When you click the egg in the sprite window the main work area is cleared. You only see the code blocks associated with the currently selected sprite. Click on the penguin in the sprite window and you’ll see the code blocks we’ve already created.
To make the egg sprite do something, select it in the sprite window. Drag a “Go to X Y” code block into the main work area. The position of the egg is already entered. In the preview window drag the egg to the far left bottom corner. Drag a “Glide Secs to X Y” code block into the work area and click it onto the bottom of the “Go to X Y” code block.

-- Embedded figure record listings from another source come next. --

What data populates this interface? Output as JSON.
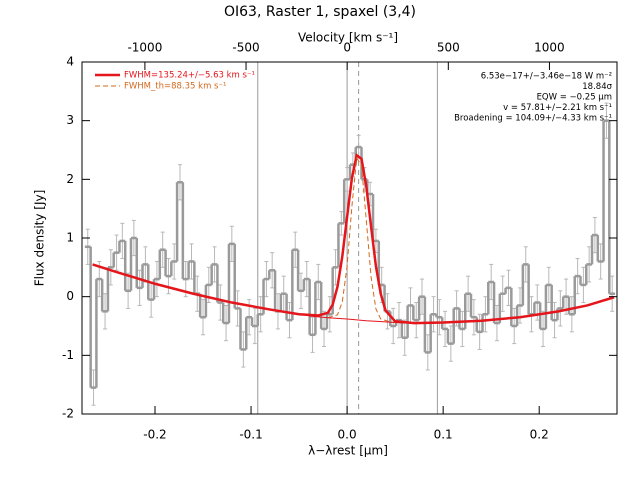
{
  "chart_data": {
    "type": "line",
    "title": "OI63, Raster 1, spaxel (3,4)",
    "xlabel": "λ−λrest [μm]",
    "ylabel": "Flux density [Jy]",
    "x2label": "Velocity [km s⁻¹]",
    "xlim": [
      -0.276,
      0.281
    ],
    "xticks": [
      -0.2,
      -0.1,
      {
        "value": 0,
        "label": "0.0"
      },
      0.1,
      0.2
    ],
    "x2lim": [
      -1311,
      1334
    ],
    "x2ticks": [
      -1000,
      -500,
      0,
      500,
      1000
    ],
    "ylim": [
      -2,
      4
    ],
    "yticks": [
      -2,
      -1,
      0,
      1,
      2,
      3,
      4
    ],
    "vlines": [
      -0.093,
      0,
      0.094
    ],
    "vline_color": "#9a9a9a",
    "dashed_vlines": [
      0.012
    ],
    "annotations": [
      "6.53e−17+/−3.46e−18 W m⁻²",
      "18.84σ",
      "EQW = −0.25 μm",
      "v = 57.81+/−2.21 km s⁻¹",
      "Broadening = 104.09+/−4.33 km s⁻¹"
    ],
    "series": [
      {
        "style": "step",
        "color": "#9a9a9a",
        "error_color": "#b8b8b8",
        "x": [
          -0.27,
          -0.264,
          -0.258,
          -0.252,
          -0.246,
          -0.24,
          -0.234,
          -0.228,
          -0.222,
          -0.216,
          -0.21,
          -0.204,
          -0.198,
          -0.192,
          -0.186,
          -0.18,
          -0.174,
          -0.168,
          -0.162,
          -0.156,
          -0.15,
          -0.144,
          -0.138,
          -0.132,
          -0.126,
          -0.12,
          -0.114,
          -0.108,
          -0.102,
          -0.096,
          -0.09,
          -0.084,
          -0.078,
          -0.072,
          -0.066,
          -0.06,
          -0.054,
          -0.048,
          -0.042,
          -0.036,
          -0.03,
          -0.024,
          -0.018,
          -0.012,
          -0.006,
          0.0,
          0.006,
          0.012,
          0.018,
          0.024,
          0.03,
          0.036,
          0.042,
          0.048,
          0.054,
          0.06,
          0.066,
          0.072,
          0.078,
          0.084,
          0.09,
          0.096,
          0.102,
          0.108,
          0.114,
          0.12,
          0.126,
          0.132,
          0.138,
          0.144,
          0.15,
          0.156,
          0.162,
          0.168,
          0.174,
          0.18,
          0.186,
          0.192,
          0.198,
          0.204,
          0.21,
          0.216,
          0.222,
          0.228,
          0.234,
          0.24,
          0.246,
          0.252,
          0.258,
          0.264,
          0.27,
          0.276
        ],
        "values": [
          0.85,
          -1.55,
          0.3,
          -0.25,
          0.5,
          0.75,
          0.95,
          0.1,
          1.0,
          0.15,
          0.55,
          -0.05,
          0.3,
          0.8,
          0.35,
          0.6,
          1.95,
          0.3,
          0.6,
          0.05,
          -0.35,
          0.2,
          0.55,
          -0.1,
          -0.45,
          0.9,
          -0.2,
          -0.9,
          -0.35,
          -0.5,
          -0.3,
          0.3,
          0.45,
          -0.25,
          0.05,
          -0.4,
          0.8,
          0.1,
          0.3,
          -0.65,
          0.25,
          -0.55,
          -0.3,
          0.5,
          1.25,
          2.0,
          2.25,
          2.55,
          2.0,
          1.75,
          0.95,
          0.2,
          -0.25,
          -0.5,
          -0.4,
          -0.7,
          -0.15,
          -0.4,
          0.0,
          -0.95,
          -0.3,
          -0.35,
          -0.55,
          -0.8,
          -0.2,
          -0.55,
          0.05,
          -0.35,
          -0.6,
          -0.3,
          0.25,
          -0.45,
          0.05,
          0.15,
          -0.5,
          -0.15,
          0.55,
          -0.3,
          -0.1,
          -0.55,
          0.2,
          -0.4,
          -0.2,
          0.0,
          -0.3,
          0.35,
          0.2,
          0.55,
          1.05,
          0.6,
          3.0,
          0.05
        ],
        "errors": [
          0.3,
          0.3,
          0.3,
          0.3,
          0.3,
          0.3,
          0.3,
          0.3,
          0.3,
          0.3,
          0.3,
          0.3,
          0.3,
          0.3,
          0.3,
          0.3,
          0.3,
          0.3,
          0.3,
          0.3,
          0.3,
          0.3,
          0.3,
          0.3,
          0.3,
          0.3,
          0.3,
          0.3,
          0.3,
          0.3,
          0.3,
          0.3,
          0.3,
          0.3,
          0.3,
          0.3,
          0.3,
          0.3,
          0.3,
          0.3,
          0.3,
          0.3,
          0.3,
          0.3,
          0.2,
          0.2,
          0.2,
          0.2,
          0.2,
          0.2,
          0.2,
          0.3,
          0.3,
          0.3,
          0.3,
          0.3,
          0.3,
          0.3,
          0.3,
          0.3,
          0.3,
          0.3,
          0.3,
          0.3,
          0.3,
          0.3,
          0.3,
          0.3,
          0.3,
          0.3,
          0.3,
          0.3,
          0.3,
          0.3,
          0.3,
          0.3,
          0.3,
          0.3,
          0.3,
          0.3,
          0.3,
          0.3,
          0.3,
          0.3,
          0.3,
          0.3,
          0.3,
          0.3,
          0.3,
          0.3,
          0.3,
          0.3
        ]
      },
      {
        "style": "line",
        "name": "FWHM=135.24+/−5.63 km s⁻¹",
        "color": "#e4151b",
        "x": [
          -0.265,
          -0.24,
          -0.2,
          -0.16,
          -0.12,
          -0.08,
          -0.05,
          -0.03,
          -0.02,
          -0.015,
          -0.01,
          -0.005,
          0,
          0.005,
          0.01,
          0.015,
          0.02,
          0.025,
          0.03,
          0.035,
          0.04,
          0.05,
          0.07,
          0.1,
          0.14,
          0.18,
          0.22,
          0.25,
          0.278
        ],
        "values": [
          0.55,
          0.42,
          0.22,
          0.05,
          -0.1,
          -0.22,
          -0.3,
          -0.32,
          -0.275,
          -0.135,
          0.17,
          0.685,
          1.36,
          2.02,
          2.41,
          2.35,
          1.88,
          1.19,
          0.52,
          0.05,
          -0.235,
          -0.42,
          -0.45,
          -0.44,
          -0.41,
          -0.35,
          -0.25,
          -0.15,
          -0.01
        ]
      },
      {
        "style": "dashed",
        "name": "FWHM_th=88.35 km s⁻¹",
        "color": "#d2691e",
        "x": [
          -0.02,
          -0.01,
          -0.005,
          0,
          0.005,
          0.01,
          0.015,
          0.02,
          0.025,
          0.03,
          0.035,
          0.045
        ],
        "values": [
          -0.36,
          -0.31,
          -0.09,
          0.52,
          1.54,
          2.36,
          2.24,
          1.3,
          0.33,
          -0.21,
          -0.38,
          -0.43
        ]
      },
      {
        "style": "thin",
        "color": "#e4151b",
        "x": [
          -0.04,
          -0.02,
          0,
          0.02,
          0.04,
          0.06
        ],
        "values": [
          -0.33,
          -0.36,
          -0.38,
          -0.41,
          -0.43,
          -0.45
        ]
      }
    ]
  }
}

Drag a “Forever” repeat code block and wrap it around the other two code blocks. Change the 1 seconds value in the “Glide Secs to X Y” code block to 2 seconds. Drag a “When Green Flag Clicked” code block and put it on top of our little stack of code blocks. It should look something like this:
If you click the green flag icon and run the game eggs should slide in from the right to the left. If you time it right, the space bar makes the penguin jump over the egg. To make the game a challenge we need to bring in a penalty for bad jumps and collisions with eggs.
Adding a Penalty
With the egg sprite highlighted in the sprite window, drag a “Wait Until” code block from the orange “Control” category of code blocks. Then drag a “Stop All” code block too. Clip them together with the “Stop All” code block on the bottom.
From the “Sensing” category drag out a “Touching” code block and drop it on the “Wait Until” code block. Drop it on the stretched hexagon shape that is filled with a darker orange.
Select the name of our penguin sprite in the drop-down menu in the “Touching” code block. The default is “Penguin 2.” Finally drag a “When Green Flag Clicked” code block and put it on the top of our new stack of code blocks. These are the two code blocks for the egg sprite:
The code blocks we’ve just added detect when the egg touches the penguin. Click the “Green Flag” icon to start the game. The game will stop when you click the “Red Circle” stop icon or an egg touches the penguin.
Scratch Is Easy
Scratch is easy. It takes longer to describe what to do than it takes to do it. But even going through the steps of creating this simple game we’ve encountered some useful concepts. Repeat loops, cartesian coordinates, collision detection, and incrementing variables are all contained within this little example.
If you’ve got kids in the 8-upwards age range, Scratch is a great way to introduce them to disciplined thinking, while they think they’re playing. If you want to take their programming education a step further, you may want to get them coding toys or a coding subscription box.